ABSTRACT

Lady Mary Wroth’s pastoral tragicomedy Love’s Victory was not printed during the author’s lifetime, and has come down to us in two manuscript versions. The first, held in the Huntington Library HM (600) and reprinted with modernized spelling in Paul Salzman’s Early Modern Women’s Writing: An Anthology, 1560-1700, is an incomplete version of the play. its script, which has extensive authorial revisions, lacks a title page and two of the dialogues between Venus and Cupid, and runs up to line 104 of the opening scene of Act 5. in this scene the romantic protagonists Musella and Philisses determine to go to the Temple of Love and “bind our lives or else our lives make free” in order to escape the marriage arranged for Musella to an uncouth shepherd, Rustic.
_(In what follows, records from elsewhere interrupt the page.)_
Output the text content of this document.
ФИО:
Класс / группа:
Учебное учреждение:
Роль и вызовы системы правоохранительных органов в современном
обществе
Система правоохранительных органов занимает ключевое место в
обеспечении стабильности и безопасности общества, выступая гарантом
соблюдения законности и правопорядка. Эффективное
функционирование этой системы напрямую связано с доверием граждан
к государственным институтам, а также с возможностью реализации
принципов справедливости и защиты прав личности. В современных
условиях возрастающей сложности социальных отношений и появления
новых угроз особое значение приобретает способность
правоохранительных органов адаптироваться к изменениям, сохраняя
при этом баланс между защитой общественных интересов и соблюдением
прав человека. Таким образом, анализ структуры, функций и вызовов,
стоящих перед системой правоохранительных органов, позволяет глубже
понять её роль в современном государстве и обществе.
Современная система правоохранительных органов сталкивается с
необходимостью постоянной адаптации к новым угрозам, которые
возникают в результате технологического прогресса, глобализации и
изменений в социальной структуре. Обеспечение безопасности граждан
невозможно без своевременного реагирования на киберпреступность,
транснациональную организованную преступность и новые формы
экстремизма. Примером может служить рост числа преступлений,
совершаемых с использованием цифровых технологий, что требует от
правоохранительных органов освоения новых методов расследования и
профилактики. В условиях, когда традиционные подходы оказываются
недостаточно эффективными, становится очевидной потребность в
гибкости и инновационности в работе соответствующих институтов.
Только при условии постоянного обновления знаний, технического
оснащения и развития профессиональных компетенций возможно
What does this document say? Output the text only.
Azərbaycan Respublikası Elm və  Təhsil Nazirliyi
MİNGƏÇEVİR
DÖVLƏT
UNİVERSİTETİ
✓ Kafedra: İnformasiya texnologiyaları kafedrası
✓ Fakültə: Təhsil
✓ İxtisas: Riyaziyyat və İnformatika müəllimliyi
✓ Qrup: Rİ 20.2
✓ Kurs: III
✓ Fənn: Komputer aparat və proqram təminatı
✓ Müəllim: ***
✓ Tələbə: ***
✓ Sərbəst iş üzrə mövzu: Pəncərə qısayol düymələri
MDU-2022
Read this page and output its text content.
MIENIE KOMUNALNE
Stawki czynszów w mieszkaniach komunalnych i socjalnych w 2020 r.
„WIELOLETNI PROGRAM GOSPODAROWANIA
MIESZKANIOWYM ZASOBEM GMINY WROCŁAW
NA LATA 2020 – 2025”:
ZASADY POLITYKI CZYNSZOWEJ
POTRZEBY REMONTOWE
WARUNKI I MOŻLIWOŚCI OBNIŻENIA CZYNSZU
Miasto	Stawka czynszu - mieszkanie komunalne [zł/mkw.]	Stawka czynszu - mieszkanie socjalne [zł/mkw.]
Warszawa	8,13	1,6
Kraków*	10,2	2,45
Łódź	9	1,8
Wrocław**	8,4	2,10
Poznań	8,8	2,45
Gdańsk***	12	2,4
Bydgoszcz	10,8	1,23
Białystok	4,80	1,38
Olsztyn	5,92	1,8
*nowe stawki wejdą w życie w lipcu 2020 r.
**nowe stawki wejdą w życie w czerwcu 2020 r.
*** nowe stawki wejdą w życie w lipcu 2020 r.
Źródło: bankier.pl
Philisses and Musella each promise to give their life, but the exact nature of the self-sacrifice is not clear. Philisses claims that “to die for thee a new life i should gain” and enjoins Musella “to promise me that you will live.” Musella, likewise, claims that without him “no life can be,” but makes him promise “yourself you will not harm.”The lovers thus seem to dedicate themselves to parallel suicides while simultaneously demanding the preservation of each other. The Huntington script finishes-tantalizingly and abruptly-with this paradox, Philisses intoning: “your will shall be obeyed / Till this life change and i in earth am laid.”1 What will happen when the lovers reach the Temple of Love? How will they keep their vows not to harm themselves and yet fulfill their determinations to die rather than live apart?